El Ejército ruso ha llevado a cabo un ataque de represalia masivo contra la industria de defensa y aeródromos militares de Ucrania en las últimas horas, empleando misiles hipersónicos Kinzhal, según informó el Ministerio de Defensa ruso este jueves. La ofensiva, que abarcó también infraestructuras de combustible y transporte utilizadas por las Fuerzas Armadas ucranianas, se enmarca en la escalada bélica que ambos países mantienen desde hace más de dos años.

Detalles del ataque

El comunicado castrense ruso precisa que el ataque se produjo durante las 24 horas previas al 14 de mayo de 2026 como respuesta a acciones anteriores de Ucrania. No se han especificado el número de objetivos alcanzados ni las bajas causadas, pero la inclusión de los misiles hipersónicos Kinzhal —capaces de volar a más de diez veces la velocidad del sonido y de esquivar sistemas de defensa antiaérea— indica un nivel de letalidad elevado.

El Ministerio de Defensa ruso afirmó que el ataque se centró en empresas del complejo militar-industrial ucraniano, así como en bases aéreas y depósitos de combustible. Las autoridades ucranianas no han confirmado de forma independiente los daños, aunque fuentes locales reportaron explosiones en varias regiones del centro y este del país.

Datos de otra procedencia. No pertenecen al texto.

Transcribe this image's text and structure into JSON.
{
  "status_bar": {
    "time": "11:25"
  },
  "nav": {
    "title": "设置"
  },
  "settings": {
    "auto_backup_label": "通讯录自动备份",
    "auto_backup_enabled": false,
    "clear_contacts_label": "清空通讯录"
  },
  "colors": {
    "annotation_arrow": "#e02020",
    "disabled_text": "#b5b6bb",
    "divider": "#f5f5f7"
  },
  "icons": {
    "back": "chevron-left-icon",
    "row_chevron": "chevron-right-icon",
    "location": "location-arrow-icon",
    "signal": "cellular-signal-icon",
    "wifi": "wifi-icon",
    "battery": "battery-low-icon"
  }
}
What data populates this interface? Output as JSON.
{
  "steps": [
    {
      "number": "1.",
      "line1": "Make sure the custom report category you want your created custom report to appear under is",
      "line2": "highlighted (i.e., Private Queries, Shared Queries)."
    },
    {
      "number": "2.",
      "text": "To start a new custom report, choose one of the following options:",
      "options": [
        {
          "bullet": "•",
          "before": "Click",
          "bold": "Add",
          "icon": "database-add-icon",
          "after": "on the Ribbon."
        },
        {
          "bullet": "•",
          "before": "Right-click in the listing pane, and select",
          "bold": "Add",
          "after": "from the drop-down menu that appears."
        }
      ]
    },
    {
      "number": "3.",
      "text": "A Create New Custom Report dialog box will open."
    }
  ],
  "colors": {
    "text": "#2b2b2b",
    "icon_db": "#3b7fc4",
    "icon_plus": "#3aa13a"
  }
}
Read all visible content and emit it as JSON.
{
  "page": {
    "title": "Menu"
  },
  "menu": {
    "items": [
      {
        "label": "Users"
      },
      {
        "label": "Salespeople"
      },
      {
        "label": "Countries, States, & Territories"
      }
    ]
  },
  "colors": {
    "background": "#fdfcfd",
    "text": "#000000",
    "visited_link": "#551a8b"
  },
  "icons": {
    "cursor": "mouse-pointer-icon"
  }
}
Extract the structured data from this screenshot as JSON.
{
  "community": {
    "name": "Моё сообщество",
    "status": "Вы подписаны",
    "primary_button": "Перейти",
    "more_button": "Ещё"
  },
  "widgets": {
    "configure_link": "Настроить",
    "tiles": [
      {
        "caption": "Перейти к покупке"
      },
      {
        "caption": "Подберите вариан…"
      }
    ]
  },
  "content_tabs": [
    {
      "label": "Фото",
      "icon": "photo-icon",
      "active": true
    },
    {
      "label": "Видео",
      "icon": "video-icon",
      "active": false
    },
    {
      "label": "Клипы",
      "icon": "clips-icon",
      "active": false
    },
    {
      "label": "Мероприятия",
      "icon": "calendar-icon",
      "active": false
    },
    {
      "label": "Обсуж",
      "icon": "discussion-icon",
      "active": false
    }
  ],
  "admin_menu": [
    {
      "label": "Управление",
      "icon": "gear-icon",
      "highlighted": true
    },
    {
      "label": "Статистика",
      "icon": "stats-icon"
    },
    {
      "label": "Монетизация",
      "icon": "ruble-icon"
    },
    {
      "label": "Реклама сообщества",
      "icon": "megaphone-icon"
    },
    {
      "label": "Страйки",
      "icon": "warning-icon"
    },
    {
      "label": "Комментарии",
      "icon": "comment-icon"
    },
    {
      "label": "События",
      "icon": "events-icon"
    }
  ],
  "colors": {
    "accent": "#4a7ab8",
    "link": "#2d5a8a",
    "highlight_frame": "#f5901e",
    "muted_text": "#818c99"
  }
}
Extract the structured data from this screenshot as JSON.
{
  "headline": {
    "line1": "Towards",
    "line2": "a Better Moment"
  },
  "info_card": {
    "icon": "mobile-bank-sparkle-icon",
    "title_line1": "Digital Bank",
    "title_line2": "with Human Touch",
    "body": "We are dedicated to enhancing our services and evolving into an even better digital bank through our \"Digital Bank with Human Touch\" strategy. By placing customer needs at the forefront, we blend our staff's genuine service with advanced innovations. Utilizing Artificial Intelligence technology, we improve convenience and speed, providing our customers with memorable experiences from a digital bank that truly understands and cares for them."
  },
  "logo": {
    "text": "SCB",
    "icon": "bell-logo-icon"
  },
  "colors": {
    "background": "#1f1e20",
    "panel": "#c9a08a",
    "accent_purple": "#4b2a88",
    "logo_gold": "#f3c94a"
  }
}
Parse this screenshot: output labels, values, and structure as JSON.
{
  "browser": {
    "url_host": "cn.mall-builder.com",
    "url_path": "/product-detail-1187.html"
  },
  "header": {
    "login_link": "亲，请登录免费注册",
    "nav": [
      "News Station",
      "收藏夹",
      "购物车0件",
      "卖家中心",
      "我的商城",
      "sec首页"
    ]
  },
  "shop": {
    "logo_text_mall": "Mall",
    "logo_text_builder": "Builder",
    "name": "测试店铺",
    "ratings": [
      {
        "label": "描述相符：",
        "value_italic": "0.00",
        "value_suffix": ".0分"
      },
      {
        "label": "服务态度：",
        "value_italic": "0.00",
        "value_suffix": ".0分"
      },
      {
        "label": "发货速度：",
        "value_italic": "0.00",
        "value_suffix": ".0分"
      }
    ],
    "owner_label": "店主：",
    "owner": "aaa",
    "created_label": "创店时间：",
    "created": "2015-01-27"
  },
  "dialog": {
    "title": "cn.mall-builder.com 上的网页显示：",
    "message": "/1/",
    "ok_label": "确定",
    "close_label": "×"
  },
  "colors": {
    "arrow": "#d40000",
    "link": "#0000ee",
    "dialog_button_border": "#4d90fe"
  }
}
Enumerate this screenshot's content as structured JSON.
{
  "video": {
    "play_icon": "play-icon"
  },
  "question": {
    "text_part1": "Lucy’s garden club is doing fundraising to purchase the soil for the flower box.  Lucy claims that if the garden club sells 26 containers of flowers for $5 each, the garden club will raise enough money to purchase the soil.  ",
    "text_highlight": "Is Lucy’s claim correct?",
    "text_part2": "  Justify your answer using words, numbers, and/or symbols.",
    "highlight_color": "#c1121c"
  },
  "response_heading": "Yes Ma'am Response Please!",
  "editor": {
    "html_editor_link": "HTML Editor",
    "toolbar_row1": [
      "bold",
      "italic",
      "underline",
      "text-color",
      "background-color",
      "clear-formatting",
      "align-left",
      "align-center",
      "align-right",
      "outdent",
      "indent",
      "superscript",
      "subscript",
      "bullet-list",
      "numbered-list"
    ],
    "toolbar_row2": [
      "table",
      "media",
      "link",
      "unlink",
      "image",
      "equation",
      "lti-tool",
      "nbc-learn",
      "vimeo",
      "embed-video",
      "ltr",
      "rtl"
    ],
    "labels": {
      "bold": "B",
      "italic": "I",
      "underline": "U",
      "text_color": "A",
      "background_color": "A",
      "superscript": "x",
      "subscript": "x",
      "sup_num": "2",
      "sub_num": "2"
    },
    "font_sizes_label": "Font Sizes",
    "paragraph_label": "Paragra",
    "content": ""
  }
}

El Ejército ruso ha infligido un ataque de represalia masivo contra empresas de la industria de defensa ucraniana, aeródromos militares e instalaciones de infraestructura de combustible y transporte utilizadas en interés de las Fuerzas Armadas de Ucrania.

Contexto de la escalada

Esta nueva ofensiva se produce en un momento de intensificación de los ataques mutuos, con Ucrania reivindicando en las últimas semanas bombardeos contra refinerías y depósitos de combustible rusos. Moscú, por su parte, ha incrementado el uso de armamento de precisión de largo alcance para debilitar la capacidad industrial y logística de su vecino.

Los misiles Kinzhal, lanzados desde aviones MiG-31K, ya fueron empleados anteriormente durante el conflicto, pero su uso en este ataque subraya la determinación rusa de emplear su arsenal más avanzado para garantizar la destrucción de objetivos estratégicos. La comunidad internacional sigue de cerca la evolución de los combates, aunque por el momento no se han producido declaraciones oficiales de la ONU o la OTAN.